И счастливо вздохнув, незаметно для себя уснула. Ей снились свежескошенные валки травы, которые нужно было поворачивать для лучшей просушки. Но у нее не ладилось, и она все выглядывала и выглядывала Гордея, который был то на самом краю прокоса – длинного, через всю луговину, а то и вовсе где-то у самого подножья гор. Кричал ей что-то оттуда, не приходя на помощь. А она стояла одна-одинёшенька на пустой, скошенной луговине, над которой властно и грозно белыми крыльями плыл туман, закрывая от нее и бездонное небо, и ослепительное солнце, да и саму луговину с Гордеем.

 

* * *

Василий Егорович, какой-то необычно празднично-строгий, торжественно осенил себя пред иконой крестом,  повернулся к Анне:

- Отец  у себя? Пройду к нему…

Удивленная  официальной торжественностью его вида, его тона, отошла в сторонку, давая пройти Василию Егоровичу, одетому в гимнастерку и брюки с лампасами, заправленными в начищенные до блеска сапоги,  держащему на изгибе согнутой руки папаху с желтым верхом. Анна не разбиралась в нашивках и знаках отличия, но поняла – перед ней чин старший, заслуженный.

Неясная тревога ветерком охватила плечи, скользнула по спине, сердце внезапно и гулко бухнуло. Она поняла, что вся эта торжественность и праздничная строгость на лице Василия Егоровича, - все это касается напрямую её. Её судьбы, её жизни. И, поняв это, в единый миг вновь пережила вчерашний разговор с родителями после её возвращения с заимки.

Мать окинула ее чужим, цепким, холодным взглядом. И Анна, оскорбленная им, растерялась. Что-то погасло у нее внутри, словно сквозняком задуло свечу, и согнулось, как обгоревший фитиль. Покорно присела на стул, сложив руки на коленях, в ожидании выговора за легкомыслие. Но разговор был не о её самоволии, а о том, что им более нельзя оставаться в Драгоценке, злоупотребляя гостеприимством хозяев. Пора пробираться в Шанхай, ближе к консульствам и представительствам европейских государств. Только в их власти  открыть им путь в Европу.

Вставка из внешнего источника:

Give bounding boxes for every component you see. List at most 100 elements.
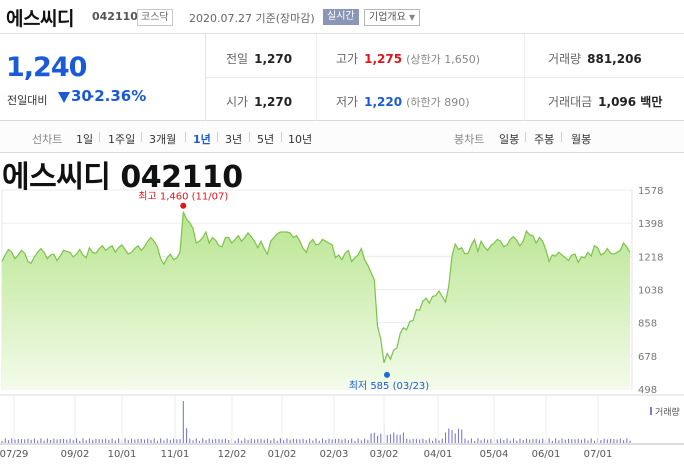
- volume-bar: [289, 439, 291, 443]
- period-5y[interactable]: 5년: [257, 133, 275, 146]
- chart-title-overlay: 에스씨디 042110: [2, 160, 243, 195]
- volume-bar: [1, 440, 3, 443]
- volume-bar: [143, 439, 146, 443]
- volume-bar: [124, 438, 126, 443]
- volume-bar: [241, 440, 243, 443]
- volume-bar: [111, 438, 113, 443]
- open-value: 1,270: [254, 95, 293, 109]
- volume-bar: [593, 440, 595, 443]
- volume-bar: [40, 438, 42, 443]
- volume-bar: [506, 438, 508, 443]
- candle-weekly[interactable]: 주봉: [534, 133, 555, 146]
- volume-bar: [4, 438, 6, 443]
- volume-bar: [325, 440, 327, 443]
- volume-bar: [105, 438, 107, 443]
- change-value: 30: [71, 87, 92, 105]
- y-tick-label: 858: [638, 319, 657, 330]
- open-cell: 시가 1,270: [226, 93, 292, 110]
- volume-bar: [163, 440, 165, 443]
- volume-bar: [415, 439, 417, 443]
- volume-bar: [610, 439, 612, 443]
- volume-bar: [302, 438, 304, 443]
- volume-bar: [228, 439, 230, 443]
- volume-bar: [331, 439, 333, 443]
- volume-bar: [555, 438, 557, 443]
- volume-bar: [127, 440, 129, 443]
- volume-bar: [30, 439, 32, 443]
- volume-bar: [101, 439, 103, 443]
- volume-bar: [118, 438, 120, 443]
- chevron-down-icon: ▼: [409, 13, 416, 22]
- volume-bar: [195, 438, 197, 443]
- company-info-dropdown[interactable]: 기업개요 ▼: [364, 9, 421, 26]
- volume-bar: [192, 440, 194, 443]
- volume-bar: [318, 440, 320, 443]
- volume-bar: [215, 438, 217, 443]
- quote-date: 2020.07.27 기준(장마감): [189, 12, 315, 25]
- amount-cell: 거래대금 1,096 백만: [548, 93, 662, 110]
- high-label: 고가: [336, 52, 359, 66]
- volume-bar: [179, 439, 181, 443]
- volume-bar: [250, 438, 252, 443]
- realtime-button[interactable]: 실시간: [323, 9, 359, 25]
- volume-bar: [548, 438, 550, 443]
- volume-bar: [561, 438, 563, 443]
- volume-bar: [399, 434, 401, 443]
- volume-bar: [564, 439, 566, 443]
- candle-monthly[interactable]: 월봉: [571, 133, 592, 146]
- period-3y[interactable]: 3년: [225, 133, 243, 146]
- volume-bar: [380, 433, 382, 443]
- volume-bar: [341, 439, 343, 443]
- volume-bar: [260, 438, 262, 443]
- volume-bar: [457, 428, 460, 443]
- current-price-panel: 1,240 전일대비 30 -2.36%: [0, 34, 206, 121]
- volume-bar: [37, 440, 39, 443]
- chart-toolbar: 선차트 1일 1주일 3개월 1년 3년 5년 10년 봉차트 일봉 주봉 월봉: [0, 121, 684, 153]
- period-10y[interactable]: 10년: [288, 133, 313, 146]
- min-annotation: 최저 585 (03/23): [349, 380, 430, 392]
- volume-bar: [147, 438, 149, 443]
- volume-bar: [412, 438, 414, 443]
- volume-bar: [273, 438, 275, 443]
- volume-bar: [626, 438, 628, 443]
- volume-bar: [69, 438, 71, 443]
- volume-bar: [441, 438, 443, 443]
- down-arrow-icon: [58, 92, 70, 103]
- period-1w[interactable]: 1주일: [108, 133, 136, 146]
- volume-bar: [182, 401, 184, 443]
- x-tick-label: 06/01: [532, 449, 561, 460]
- max-marker: [180, 202, 187, 209]
- period-1y[interactable]: 1년: [193, 133, 211, 146]
- amount-value: 1,096 백만: [598, 95, 663, 109]
- volume-bar: [386, 435, 388, 443]
- divider: [99, 132, 100, 142]
- volume-bar: [14, 439, 16, 443]
- volume-bar: [186, 428, 188, 443]
- high-cell: 고가 1,275 (상한가 1,650): [336, 50, 480, 67]
- volume-bar: [551, 440, 553, 443]
- volume-bar: [160, 438, 162, 443]
- volume-bar: [20, 439, 23, 443]
- volume-bar: [276, 440, 278, 443]
- divider: [525, 132, 526, 142]
- volume-bar: [173, 438, 175, 443]
- volume-value: 881,206: [587, 52, 642, 66]
- x-tick-label: 11/01: [161, 449, 190, 460]
- volume-bar: [98, 439, 100, 443]
- price-chart[interactable]: 1578 1398 1218 1038 858 678 498 최고 1,460 (11/0…: [0, 153, 684, 472]
- volume-bar: [247, 439, 249, 443]
- volume-bar: [503, 439, 505, 443]
- volume-legend-label: 거래량: [655, 406, 680, 418]
- volume-bar: [584, 438, 586, 443]
- period-3m[interactable]: 3개월: [149, 133, 177, 146]
- x-tick-label: 02/03: [320, 449, 349, 460]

В Европу, перенаселенную русскими беженцами, но где есть надежда встретить Анастасию и найти возможности для достойного  проживания.  

Анна, все так же чувствуя себя виноватой, смотрела на мать, на ее бледное, строгое лицо, на седую прядку волос, доселе ею незамеченную, на отвернувшегося к окну отца, отмечая ясно, остро, как низко опущены его плечи, и как много во всем его облике от старика…

От Савелия…

И что такую степень растерянности и напряжения в них она не видела со времени  того полустанка, на котором скончался её дед…

Остро кольнуло сердце:

- Но как же Гордей? Как же? Где же? Где же он?

И задохнувшись от душевной боли, подумала, что верно над её ромашковым венком Савелий видел, что их пути отдельны друг от друга… Не пересекаются…

Словно пригвожденной к месту, Анне в распахнувшуюся дверь видно было, как встал навстречу Василию Егоровичу отец, и что он удивлен торжественностью хозяина. Но дверь захлопнулась. Анне слышно было и смущенное покашливание Василия Егоровича, и шум передвигаемых, переставляемых с места на место, стульев. Звуки прекратились, и в установившейся тишине, в которой невыносимо громко билась в окно залетевшая в комнату муха, из-за плотно закрытой двери ясно донеслось:

            -  Я по-простому, Иван Силуяныч, и прошу не осудить. Разговоры говорить мы не мастера, выложу, как умею, – приглушенно закашлялся, явно в кулак, явно желая перебороть остатки волнения. - И мы, и вы хлебнули горюшка по самые ноздри, и беда многажды переиначила наши судьбы, но знаю, не чета мой сын твоей дочери по-прежнему. Как говорится – куда горшку с чистой посудой знаться, а грошу с рублями… Однако, вот, все же пришел счастья пытать…  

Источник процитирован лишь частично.